The idea of "peak oil" is also complicated, but not nearly so complicated as the climate. Peak oil was hypothesized by M. King Hubert in the late 1950s. Below is a graph and a link from Wiki.

 
The Hubbert Peak Oil graph, from Wiki.

It works out to this: there is only so much oil, only so much coal, in short, only so many dead dinosaurs for us to burn in our cars (OK, not from dead dinos, but from rotting swamps and other geological sources of hydrocarbons). The earth isn’t a big bladder of oil, and if it were, we could still eventually pump it dry.

McClintock seems not to believe in peak oil; in general people who don’t believe in peak oil tend to say things like "technology will deal with it" indicating they intend to spend on some kind of technology, though apparently not green alternatives.

Key to understanding peak oil is that the amount of oil will decrease relative to need. As time goes by, and more people make and buy more things, more and more oil will be needed. That’s where the hope comes in that "technology" will save us; likely it won’t. Most likely our oil needs will increase even as new supplies decrease. Not only do we need oil for energy, but for plastic and chemicals and a ton of other things. Oil is too valuable to burn. Eventually, to maintain a lifestyle founded on cheap carbon energy, we’ll destroy the planet to get the last drops, like a dope fiend after one last high.

But, more on that in a minute.

Some people like to believe that things can go on forever. We have that expectation, and in our experience, it’s true. If we limit our world view to our experience, we know that weather gets warmer sometimes, and sometimes it gets colder. We know that science has always been there, and that experts have always found energy. We know America is great and our forest are still vast. We believe there are hard times and easy times.

But, an analysis of history states that, for the common person and for empires, nothing goes on forever. The California Jobs Initiative seems to imply that, if left alone, things will go back to being as they were, and things will go on forever.

If we step back, even the Spain study which forms the backbone of support for the initiative makes the assumption that we can do nothing, and, indeed, that doing nothing pays more than doing something. We can do nothing to replace fossil fuels as energy.

The truth is, Spain took its initiative for renewable energy because it imports 1,800,000 barrels of oil a day; it is the largest oil importer in Europe. That works out to $62.5 Billion, a lot of money for a small nation. Currently, Spain is under such an energy crunch that people are restricted by law from turning the thermostat higher than 70 degrees; speed limits have been reduced and government vehicles are being fitted to burn more alternative fuels. Airlines are allowed to take shorter routes once reserved for the military. Is there any doubt that severe fuel shortages cost jobs?

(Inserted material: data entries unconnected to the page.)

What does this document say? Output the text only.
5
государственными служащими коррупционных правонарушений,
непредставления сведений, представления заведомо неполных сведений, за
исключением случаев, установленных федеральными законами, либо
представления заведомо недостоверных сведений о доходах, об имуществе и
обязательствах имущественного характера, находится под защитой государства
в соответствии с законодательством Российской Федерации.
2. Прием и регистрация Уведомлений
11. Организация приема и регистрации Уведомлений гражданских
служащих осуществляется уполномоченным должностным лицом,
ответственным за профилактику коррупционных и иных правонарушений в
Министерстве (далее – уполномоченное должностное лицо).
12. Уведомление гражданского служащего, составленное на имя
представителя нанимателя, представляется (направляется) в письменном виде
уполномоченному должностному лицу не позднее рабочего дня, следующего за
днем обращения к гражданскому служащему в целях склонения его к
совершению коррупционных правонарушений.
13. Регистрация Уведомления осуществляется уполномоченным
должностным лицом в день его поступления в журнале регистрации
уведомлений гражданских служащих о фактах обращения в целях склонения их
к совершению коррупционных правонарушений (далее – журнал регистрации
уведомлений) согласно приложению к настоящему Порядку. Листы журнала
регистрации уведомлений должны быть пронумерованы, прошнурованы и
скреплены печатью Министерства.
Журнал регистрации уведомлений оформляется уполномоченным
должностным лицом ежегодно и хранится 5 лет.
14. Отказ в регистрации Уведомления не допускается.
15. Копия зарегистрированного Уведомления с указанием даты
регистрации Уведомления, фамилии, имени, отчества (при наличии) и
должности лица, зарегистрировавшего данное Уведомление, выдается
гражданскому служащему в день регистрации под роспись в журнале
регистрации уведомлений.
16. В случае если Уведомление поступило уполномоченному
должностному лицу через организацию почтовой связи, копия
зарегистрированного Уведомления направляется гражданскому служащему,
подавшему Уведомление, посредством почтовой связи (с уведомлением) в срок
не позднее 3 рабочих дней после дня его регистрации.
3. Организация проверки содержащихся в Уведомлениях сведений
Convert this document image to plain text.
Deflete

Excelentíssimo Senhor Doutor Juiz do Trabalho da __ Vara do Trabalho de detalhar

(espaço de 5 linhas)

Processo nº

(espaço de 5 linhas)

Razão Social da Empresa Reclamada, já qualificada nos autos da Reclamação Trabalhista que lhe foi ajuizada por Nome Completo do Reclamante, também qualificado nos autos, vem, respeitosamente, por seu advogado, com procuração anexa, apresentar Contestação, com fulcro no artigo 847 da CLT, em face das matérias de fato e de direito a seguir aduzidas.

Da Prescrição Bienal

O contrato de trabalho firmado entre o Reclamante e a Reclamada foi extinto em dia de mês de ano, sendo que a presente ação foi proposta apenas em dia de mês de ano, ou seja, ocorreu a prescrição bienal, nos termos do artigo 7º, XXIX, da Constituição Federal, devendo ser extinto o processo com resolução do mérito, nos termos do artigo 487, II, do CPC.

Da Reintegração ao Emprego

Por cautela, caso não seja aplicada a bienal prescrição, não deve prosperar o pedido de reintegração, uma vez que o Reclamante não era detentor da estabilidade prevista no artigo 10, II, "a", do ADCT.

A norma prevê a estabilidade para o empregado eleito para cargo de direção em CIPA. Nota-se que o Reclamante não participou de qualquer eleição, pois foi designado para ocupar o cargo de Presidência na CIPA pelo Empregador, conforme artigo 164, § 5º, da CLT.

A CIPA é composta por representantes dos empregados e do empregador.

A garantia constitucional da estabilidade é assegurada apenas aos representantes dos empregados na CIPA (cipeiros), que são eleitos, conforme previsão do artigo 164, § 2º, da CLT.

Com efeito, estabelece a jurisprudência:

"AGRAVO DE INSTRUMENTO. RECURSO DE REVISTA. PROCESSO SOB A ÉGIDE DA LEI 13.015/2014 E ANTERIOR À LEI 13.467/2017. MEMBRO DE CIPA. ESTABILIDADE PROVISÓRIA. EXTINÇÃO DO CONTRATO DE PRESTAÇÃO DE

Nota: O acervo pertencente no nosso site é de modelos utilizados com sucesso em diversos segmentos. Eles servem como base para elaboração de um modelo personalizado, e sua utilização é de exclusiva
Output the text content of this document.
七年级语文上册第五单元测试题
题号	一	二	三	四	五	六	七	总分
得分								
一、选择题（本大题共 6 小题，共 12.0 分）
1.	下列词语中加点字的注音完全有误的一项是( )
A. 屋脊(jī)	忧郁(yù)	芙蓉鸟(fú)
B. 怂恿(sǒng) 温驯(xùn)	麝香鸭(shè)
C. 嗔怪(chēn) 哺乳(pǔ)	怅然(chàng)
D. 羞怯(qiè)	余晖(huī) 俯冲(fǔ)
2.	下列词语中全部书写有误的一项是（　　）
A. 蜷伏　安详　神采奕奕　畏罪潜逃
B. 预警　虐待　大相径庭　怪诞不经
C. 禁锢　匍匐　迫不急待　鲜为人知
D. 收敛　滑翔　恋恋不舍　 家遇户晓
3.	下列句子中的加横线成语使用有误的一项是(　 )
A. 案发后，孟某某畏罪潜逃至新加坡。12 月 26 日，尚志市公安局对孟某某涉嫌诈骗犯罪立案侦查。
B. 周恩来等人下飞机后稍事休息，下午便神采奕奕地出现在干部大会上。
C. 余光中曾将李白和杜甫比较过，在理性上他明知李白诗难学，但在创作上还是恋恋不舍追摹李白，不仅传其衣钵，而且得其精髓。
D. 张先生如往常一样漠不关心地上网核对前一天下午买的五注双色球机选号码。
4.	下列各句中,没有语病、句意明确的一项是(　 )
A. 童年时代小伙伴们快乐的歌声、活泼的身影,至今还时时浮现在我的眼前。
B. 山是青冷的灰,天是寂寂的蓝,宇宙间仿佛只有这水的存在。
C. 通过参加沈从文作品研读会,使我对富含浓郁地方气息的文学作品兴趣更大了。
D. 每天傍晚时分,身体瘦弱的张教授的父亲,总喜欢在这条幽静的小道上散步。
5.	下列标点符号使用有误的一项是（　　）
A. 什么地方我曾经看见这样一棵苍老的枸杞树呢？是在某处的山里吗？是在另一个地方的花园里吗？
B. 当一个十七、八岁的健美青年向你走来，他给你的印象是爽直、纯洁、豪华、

Spain is now among the top three producers in the world of wind, solar and other green energies including biofuels. In November of this year, over half of the nation’s electrical power came from wind energy.

Given this, is Spain’s push for renewable energy still a bad idea, or is this actually the technology that the "no end to cheap energy" people insist will save us?

Whenever there is a shift in technologies there is a corresponding cost. Infrastructure has to be created, and new technologies have to be encouraged. There is no way to avoid this cost. Think of the cost of US highways as part of the cost of becoming a petroleum based economy.

A bigger part of the problem is that "green" is equated with "doing without." If you’re green, you don’t eat factory beef (but Sierra Valley grass fed beef is still pretty green!), you drive a crappy little car that sounds like a sewing machine, and you don’t let your kids go nuts in the dollar store. It means eating beans cooked like they do in India, and eating sprouts like a cow. It means having to ride mass transportation, crowded with farting, leering strangers. No wonder so many of us get "green burnout" and want to drive the SUV across the street to get a burger cooked over a nice big flame and a side of deep fat fried GMO spuds. It is easy to make green sound responsible, and healthy, and sustainable, but absolutely no way to make "green" sound fun, unless you’re drinking green beer.

Green is also associated with anti-capitalism in that sustainability tends to favor small things: small power plants, local food, local economies. How does big business profit from a farmer’s market?

Indeed one of the reasons conservatives are so thrilled with the Spain report is that Spain is a socialist nation, after years of Franco fascism and oppression. Socialism, as we know, is something McClintock and Logue are surely not in favor of. It isn’t surprising, likely, that a socialist nation would go green.

What does all this mean for the Prospect analysis of the California Jobs Initiative? Not much.

We already knew that realignment, due to global climate change and relative energy shortages would cost jobs, and create lower paying jobs. Further, there is no reason to believe that the Calzada Álvarez study actually shows that Spain lost money on the green energy push, only that more jobs would have been created (maybe) with the government money going to something else. All things considered, Spain’s green energy push is benefiting the country, in the myriad ways that Next 10 demonstrates that California benefits from green technology.

Finally, the Prospect does not find any reason to believe that more jobs will be created if AB 32 is suspended. It simply means that more money will go toward sustaining the unsustainable lifestyle to which we’ve become accustomed under cheap energy.

Which leads to a last point: the inevitability of it all. Today’s baby boomers lived in one of the most opulent times in history, and the car and the single family home made that possible. It’s a lifestyle we love, but we’re very foolish if we imagine that most of human history has been, or will be like that. Boomers lived through the peak of America’s empire, and it burned brightly, brief though it was. It can’t go on forever. The California Jobs Initiative says it will. AB 32 acknowledges that it won’t, and prepares us for the future.